In NICTH, the best treatment for hypoglycemia is surgical resection of the tumor. The metabolic alterations caused by NICTH are fully reversible after successful surgical removal of a big IGF-II-producing tumor. In our case, we only measured total IGF-II including normal and big IGF-II and did not distinguish big IGF-II. Unfortunately, we could not investigate IGF-II expression in cancer tissues. The serum IGF-II level was not elevated, but the IGF-II/IGF-I ratio was increased to 27.8. The serum IGF-II/IGF-I ratio before surgery decreased and normalized after the removal of the tumor, and hypoglycemic attacks no longer occurred after the operation.

In conclusion, we have reported a very rare case of adrenocortical carcinoma associated with NICTH. We have found five cases, including our own case, of adrenocortical carcinoma causing NICTH during 30 years.
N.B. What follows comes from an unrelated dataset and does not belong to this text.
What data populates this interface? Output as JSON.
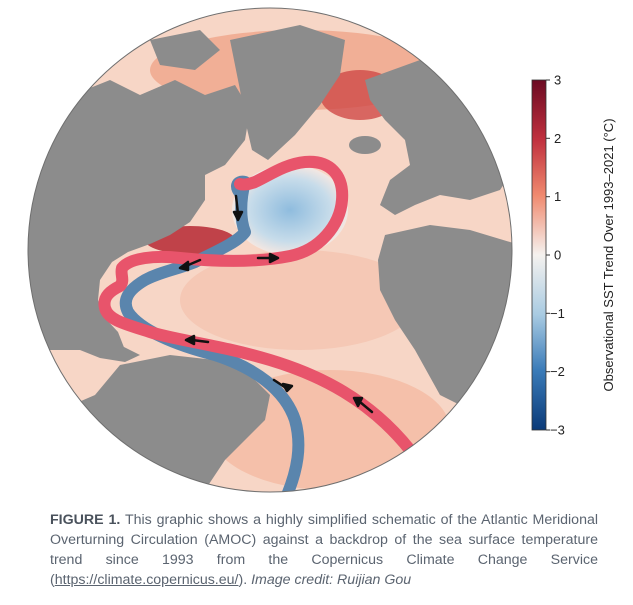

The possibility of NICTH is suggested by low serum insulin and C-peptide during a hypoglycemic episode, with low IGF-I level. However, the circulating level of total IGF-II may be increased, decreased, or normalized, with an IGF-II/IGF-I ratio of 10 or more. In subjects with recurrent hypoglycemia and no history of diabetes, NICTH should be included in the differential diagnosis.

Competing Interests

The authors declare that there is no conflict of interests regarding the publication of this paper.